El abuso y la destrucción del ambiente, al mismo tiempo, van
acompañados por un imparable proceso de exclusión. En efecto, un afán egoísta e
ilimitado de poder y de bienestar material lleva tanto a abusar de los recursos
materiales disponibles como a excluir a los débiles y con menos habilidades, ya
sea por tener capacidades diferentes (discapacitados) o porque están privados
de los conocimientos e instrumentos técnicos adecuados o poseen insuficiente
capacidad de decisión política. La exclusión económica y social es una negación
total de la fraternidad humana y un gravísimo atentado a los derechos humanos y
al ambiente. Los más pobres son los que más sufren estos atentados por un
triple grave motivo: son descartados por la sociedad, son al mismo tiempo
obligados a vivir del descarte y deben injustamente sufrir injustamente las
consecuencias del abuso del ambiente. Estos fenómenos conforman la hoy tan
difundida e inconscientemente consolidada «cultura del descarte».
Lo dramático de toda esta situación de exclusión e inequidad,
con sus claras consecuencias, me lleva junto a todo el pueblo cristiano y a
tantos otros a tomar conciencia también de mi grave responsabilidad al
respecto, por lo cual alzo mi voz, junto a la de todos aquellos que anhelan
soluciones urgentes y efectivas. La adopción de la Agenda 2030 para el
Desarrollo Sostenible en la Cumbre mundial que iniciará hoy mismo, es una
importante señal de esperanza. Confío también que la Conferencia de París sobre
el cambio climático logre acuerdos fundamentales y eficaces.
No bastan, sin embargo, los compromisos asumidos solemnemente,
aun cuando aunque constituyen ciertamente un paso necesario para las
soluciones. La definición clásica de justicia a que aludí anteriormente
contiene como elemento esencial una voluntad constante y perpetua: Iustitia est
constans et perpetua voluntas ius suum cuique tribuendi. El mundo reclama de
todos los gobernantes una voluntad efectiva, práctica, constante, de pasos
concretos y medidas inmediatas, para preservar y mejorar el ambiente natural y
vencer cuanto antes el fenómeno de la exclusión social y económica, con sus
tristes consecuencias de trata de seres humanos, comercio de órganos y tejidos
humanos, explotación sexual de niños y niñas, trabajo esclavo, incluyendo la
prostitución, tráfico de drogas y de armas, terrorismo y crimen internacional organizado.

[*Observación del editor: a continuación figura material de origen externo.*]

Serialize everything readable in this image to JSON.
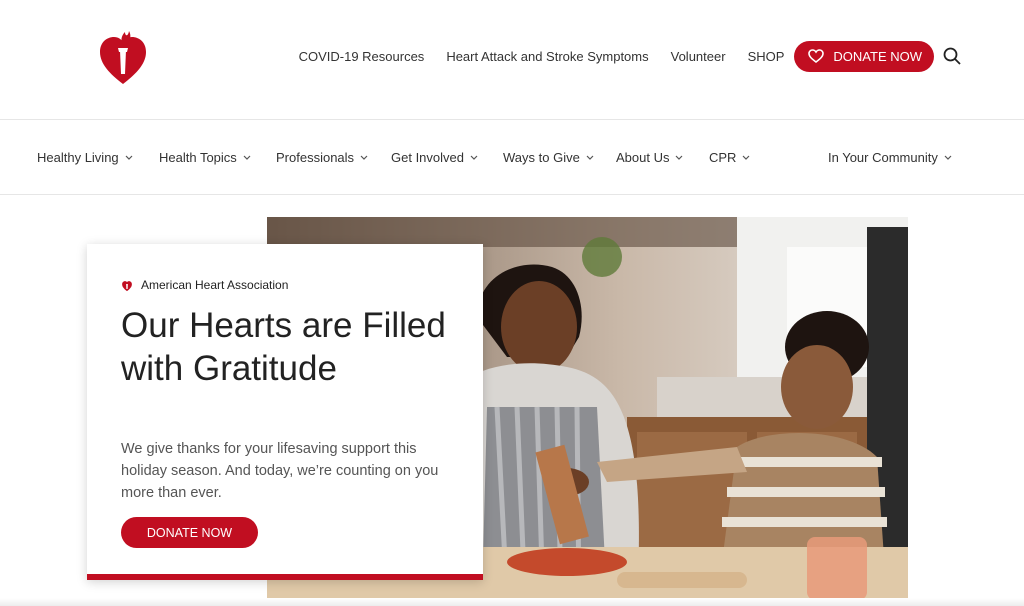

Es tal la magnitud de estas situaciones y el grado de vidas inocentes que va
cobrando, que hemos de evitar toda tentación de caer en un nominalismo
declaracionista con efecto tranquilizador en las conciencias. Debemos cuidar
que nuestras instituciones sean realmente efectivas en la lucha contra todos
estos flagelos.
La multiplicidad y complejidad de los problemas exige contar
con instrumentos técnicos de medida. Esto, empero, comporta un doble peligro:
limitarse al ejercicio burocrático de redactar largas enumeraciones de buenos
propósitos –metas, objetivos e indicaciones estadísticas indicadores
estadísticos–, o creer que una única solución teórica y apriorística dará
respuesta a todos los desafíos. No hay que perder de vista, en ningún momento,
que la acción política y económica, solo es eficaz cuando se la entiende como
una actividad prudencial, guiada por un concepto perenne de justicia y que no
pierde de vista en ningún momento que, antes y más allá de los planes y
programas, hay mujeres y hombres concretos, iguales a los gobernantes, que
viven, luchan y sufren, y que muchas veces se ven obligados a vivir
miserablemente, privados de cualquier derecho.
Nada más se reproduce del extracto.